Wenn Sie eine Tabelle vor sich haben, die aus zig Spalten und noch mehr Zeilen besteht, dann ist Microsoft Excel zwar ein tolles Tool, weil Sie sämtliche Felder mit individuellen Funktionen belegen können – allerdings ist die Suche mit dem bloßen Auge in etwa das, was man umgangssprachlich als die Suche nach der Nadel im Heuhaufen bezeichnen würde.

Doch wie alle Microsoft Word-Tools besitzt auch Excel unter der Oberfläche Features, die uns Anwendern in bestimmten Situationen helfen. Die Suche nach einem bestimmten Eintrag in einer komplexen Tabelle können Sie mit dem SVERWEIS durchführen.

Wenn Sie also zum Beispiel ein umfangreiches Mitgliederverzeichnis vor sich haben und die Mailadresse einer bestimmten Person suchen, von der Sie den Namen wissen, dann hilft Ihnen der SVERWEIS in Excel weiter.

1. SVERWEIS: Excel durchsucht die Spalten von oben nach unten

Zunächst einmal zum Namen: Das S in SVERWEIS steht für das Wort „senkrecht“. Die Suche beginnt in der ersten Zeile des Excel-Dokuments und verläuft von dort aus vertikal nach unten. (Im Gegensatz dazu können Sie mit dem WVERWEIS eine Suche von links nach rechts durchführen.)

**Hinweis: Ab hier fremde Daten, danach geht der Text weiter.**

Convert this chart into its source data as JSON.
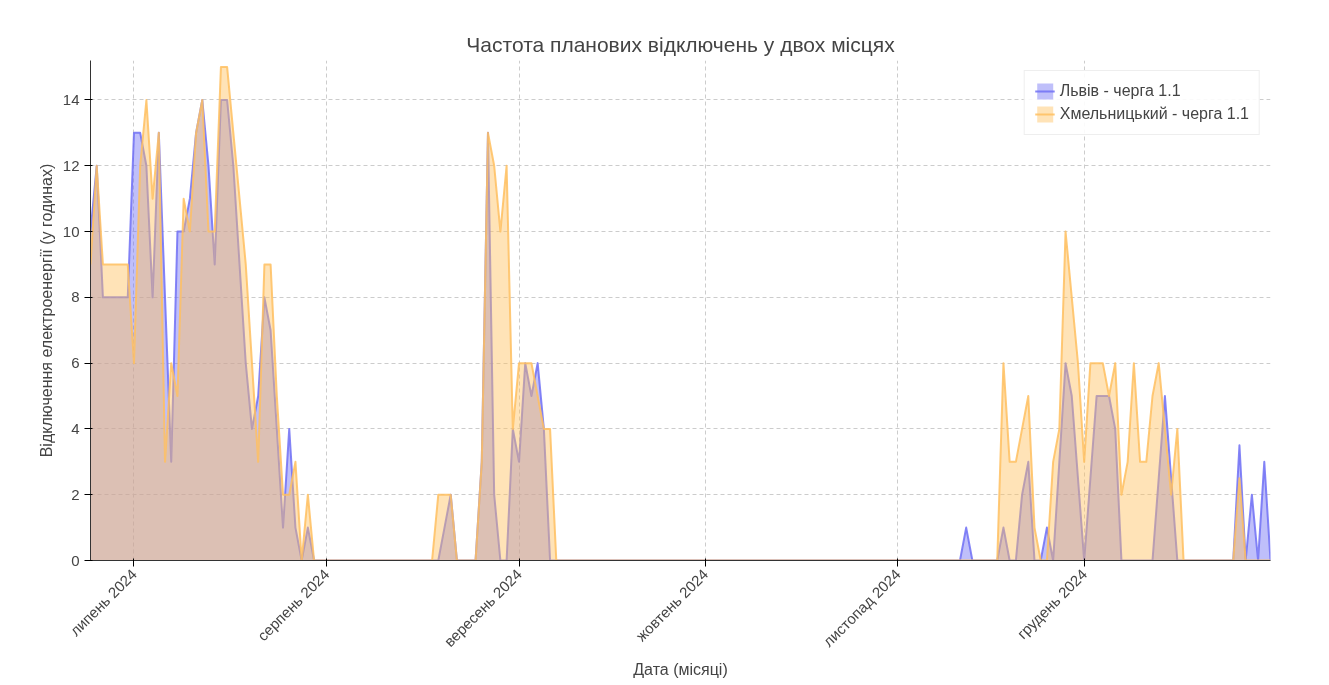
{
  "chart_data": {
    "type": "area",
    "title": "Частота планових відключень у двох місцях",
    "xlabel": "Дата (місяці)",
    "ylabel": "Відключення електроенергії (у годинах)",
    "x": [
      "2024-06-24",
      "2024-06-25",
      "2024-06-26",
      "2024-06-27",
      "2024-06-28",
      "2024-06-29",
      "2024-06-30",
      "2024-07-01",
      "2024-07-02",
      "2024-07-03",
      "2024-07-04",
      "2024-07-05",
      "2024-07-06",
      "2024-07-07",
      "2024-07-08",
      "2024-07-09",
      "2024-07-10",
      "2024-07-11",
      "2024-07-12",
      "2024-07-13",
      "2024-07-14",
      "2024-07-15",
      "2024-07-16",
      "2024-07-17",
      "2024-07-18",
      "2024-07-19",
      "2024-07-20",
      "2024-07-21",
      "2024-07-22",
      "2024-07-23",
      "2024-07-24",
      "2024-07-25",
      "2024-07-26",
      "2024-07-27",
      "2024-07-28",
      "2024-07-29",
      "2024-07-30",
      "2024-07-31",
      "2024-08-01",
      "2024-08-02",
      "2024-08-03",
      "2024-08-04",
      "2024-08-05",
      "2024-08-06",
      "2024-08-07",
      "2024-08-08",
      "2024-08-09",
      "2024-08-10",
      "2024-08-11",
      "2024-08-12",
      "2024-08-13",
      "2024-08-14",
      "2024-08-15",
      "2024-08-16",
      "2024-08-17",
      "2024-08-18",
      "2024-08-19",
      "2024-08-20",
      "2024-08-21",
      "2024-08-22",
      "2024-08-23",
      "2024-08-24",
      "2024-08-25",
      "2024-08-26",
      "2024-08-27",
      "2024-08-28",
      "2024-08-29",
      "2024-08-30",
      "2024-08-31",
      "2024-09-01",
      "2024-09-02",
      "2024-09-03",
      "2024-09-04",
      "2024-09-05",
      "2024-09-06",
      "2024-09-07",
      "2024-09-08",
      "2024-09-09",
      "2024-09-10",
      "2024-09-11",
      "2024-09-12",
      "2024-09-13",
      "2024-09-14",
      "2024-09-15",
      "2024-09-16",
      "2024-09-17",
      "2024-09-18",
      "2024-09-19",
      "2024-09-20",
      "2024-09-21",
      "2024-09-22",
      "2024-09-23",
      "2024-09-24",
      "2024-09-25",
      "2024-09-26",
      "2024-09-27",
      "2024-09-28",
      "2024-09-29",
      "2024-09-30",
      "2024-10-01",
      "2024-10-02",
      "2024-10-03",
      "2024-10-04",
      "2024-10-05",
      "2024-10-06",
      "2024-10-07",
      "2024-10-08",
      "2024-10-09",
      "2024-10-10",
      "2024-10-11",
      "2024-10-12",
      "2024-10-13",
      "2024-10-14",
      "2024-10-15",
      "2024-10-16",
      "2024-10-17",
      "2024-10-18",
      "2024-10-19",
      "2024-10-20",
      "2024-10-21",
      "2024-10-22",
      "2024-10-23",
      "2024-10-24",
      "2024-10-25",
      "2024-10-26",
      "2024-10-27",
      "2024-10-28",
      "2024-10-29",
      "2024-10-30",
      "2024-10-31",
      "2024-11-01",
      "2024-11-02",
      "2024-11-03",
      "2024-11-04",
      "2024-11-05",
      "2024-11-06",
      "2024-11-07",
      "2024-11-08",
      "2024-11-09",
      "2024-11-10",
      "2024-11-11",
      "2024-11-12",
      "2024-11-13",
      "2024-11-14",
      "2024-11-15",
      "2024-11-16",
      "2024-11-17",
      "2024-11-18",
      "2024-11-19",
      "2024-11-20",
      "2024-11-21",
      "2024-11-22",
      "2024-11-23",
      "2024-11-24",
      "2024-11-25",
      "2024-11-26",
      "2024-11-27",
      "2024-11-28",
      "2024-11-29",
      "2024-11-30",
      "2024-12-01",
      "2024-12-02",
      "2024-12-03",
      "2024-12-04",
      "2024-12-05",
      "2024-12-06",
      "2024-12-07",
      "2024-12-08",
      "2024-12-09",
      "2024-12-10",
      "2024-12-11",
      "2024-12-12",
      "2024-12-13",
      "2024-12-14",
      "2024-12-15",
      "2024-12-16",
      "2024-12-17",
      "2024-12-18",
      "2024-12-19",
      "2024-12-20",
      "2024-12-21",
      "2024-12-22",
      "2024-12-23",
      "2024-12-24",
      "2024-12-25",
      "2024-12-26",
      "2024-12-27",
      "2024-12-28",
      "2024-12-29",
      "2024-12-30",
      "2024-12-31"
    ],
    "series": [
      {
        "name": "Львів - черга 1.1",
        "color": "#7070f5",
        "values": [
          10,
          12,
          8,
          8,
          8,
          8,
          8,
          13,
          13,
          12,
          8,
          13,
          8,
          3,
          10,
          10,
          11,
          13,
          14,
          12,
          9,
          14,
          14,
          12,
          9,
          6,
          4,
          5,
          8,
          7,
          4,
          1,
          4,
          1,
          0,
          1,
          0,
          0,
          0,
          0,
          0,
          0,
          0,
          0,
          0,
          0,
          0,
          0,
          0,
          0,
          0,
          0,
          0,
          0,
          0,
          0,
          0,
          1,
          2,
          0,
          0,
          0,
          0,
          3,
          13,
          2,
          0,
          0,
          4,
          3,
          6,
          5,
          6,
          4,
          0,
          0,
          0,
          0,
          0,
          0,
          0,
          0,
          0,
          0,
          0,
          0,
          0,
          0,
          0,
          0,
          0,
          0,
          0,
          0,
          0,
          0,
          0,
          0,
          0,
          0,
          0,
          0,
          0,
          0,
          0,
          0,
          0,
          0,
          0,
          0,
          0,
          0,
          0,
          0,
          0,
          0,
          0,
          0,
          0,
          0,
          0,
          0,
          0,
          0,
          0,
          0,
          0,
          0,
          0,
          0,
          0,
          0,
          0,
          0,
          0,
          0,
          0,
          0,
          0,
          0,
          0,
          1,
          0,
          0,
          0,
          0,
          0,
          1,
          0,
          0,
          2,
          3,
          0,
          0,
          1,
          0,
          3,
          6,
          5,
          2.5,
          0,
          2.5,
          5,
          5,
          5,
          4,
          0,
          0,
          0,
          0,
          0,
          0,
          2.5,
          5,
          2.5,
          0,
          0,
          0,
          0,
          0,
          0,
          0,
          0,
          0,
          0,
          3.5,
          0,
          2,
          0,
          3,
          0
        ]
      },
      {
        "name": "Хмельницький - черга 1.1",
        "color": "#ffc060",
        "values": [
          9,
          12,
          9,
          9,
          9,
          9,
          9,
          6,
          12,
          14,
          11,
          13,
          3,
          6,
          5,
          11,
          10,
          13,
          14,
          10,
          10,
          15,
          15,
          13,
          11,
          9,
          6,
          3,
          9,
          9,
          5,
          2,
          2,
          3,
          0,
          2,
          0,
          0,
          0,
          0,
          0,
          0,
          0,
          0,
          0,
          0,
          0,
          0,
          0,
          0,
          0,
          0,
          0,
          0,
          0,
          0,
          2,
          2,
          2,
          0,
          0,
          0,
          0,
          3,
          13,
          12,
          10,
          12,
          4,
          6,
          6,
          6,
          5,
          4,
          4,
          0,
          0,
          0,
          0,
          0,
          0,
          0,
          0,
          0,
          0,
          0,
          0,
          0,
          0,
          0,
          0,
          0,
          0,
          0,
          0,
          0,
          0,
          0,
          0,
          0,
          0,
          0,
          0,
          0,
          0,
          0,
          0,
          0,
          0,
          0,
          0,
          0,
          0,
          0,
          0,
          0,
          0,
          0,
          0,
          0,
          0,
          0,
          0,
          0,
          0,
          0,
          0,
          0,
          0,
          0,
          0,
          0,
          0,
          0,
          0,
          0,
          0,
          0,
          0,
          0,
          0,
          0,
          0,
          0,
          0,
          0,
          0,
          6,
          3,
          3,
          4,
          5,
          1,
          0,
          0,
          3,
          4,
          10,
          8,
          6,
          3,
          6,
          6,
          6,
          5,
          6,
          2,
          3,
          6,
          3,
          3,
          5,
          6,
          4,
          2,
          4,
          0,
          0,
          0,
          0,
          0,
          0,
          0,
          0,
          0,
          2.5,
          0,
          0,
          0,
          0,
          0
        ]
      }
    ],
    "xlim": [
      "2024-06-24",
      "2024-12-31"
    ],
    "xticks": [
      {
        "value": "2024-07-01",
        "label": "липень 2024"
      },
      {
        "value": "2024-08-01",
        "label": "серпень 2024"
      },
      {
        "value": "2024-09-01",
        "label": "вересень 2024"
      },
      {
        "value": "2024-10-01",
        "label": "жовтень 2024"
      },
      {
        "value": "2024-11-01",
        "label": "листопад 2024"
      },
      {
        "value": "2024-12-01",
        "label": "грудень 2024"
      }
    ],
    "ylim": [
      0,
      15.2
    ],
    "yticks": [
      0,
      2,
      4,
      6,
      8,
      10,
      12,
      14
    ],
    "grid": true,
    "legend": "top right",
    "marker": "none",
    "line_style": "solid"
  }
}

Aber warum heißt die Funktion eigentlich Verweis? Ganz einfach: Wenn Sie die Funktion ausführen, dann verweist diese lediglich auf den gesuchten Wert, der sich in einer Zelle im Excel-Sheet befindet.

Das alles klingt zunächst relativ einfach. Doch um den SVERWEIS auch korrekt nutzen zu können, müssen Sie die genaue Syntax kennen und exakt eingeben. Fehler sind hierbei nicht erlaubt, sonst stellt Excel einen falschen Verweis her oder zeigt Ihnen sogar eine Fehlermeldung an.

Es gibt nur eine einzige Art und Weise, die Syntax des SVERWEIS richtig in die Zeile einzugeben, die sich oberhalb der Tabelle befindet.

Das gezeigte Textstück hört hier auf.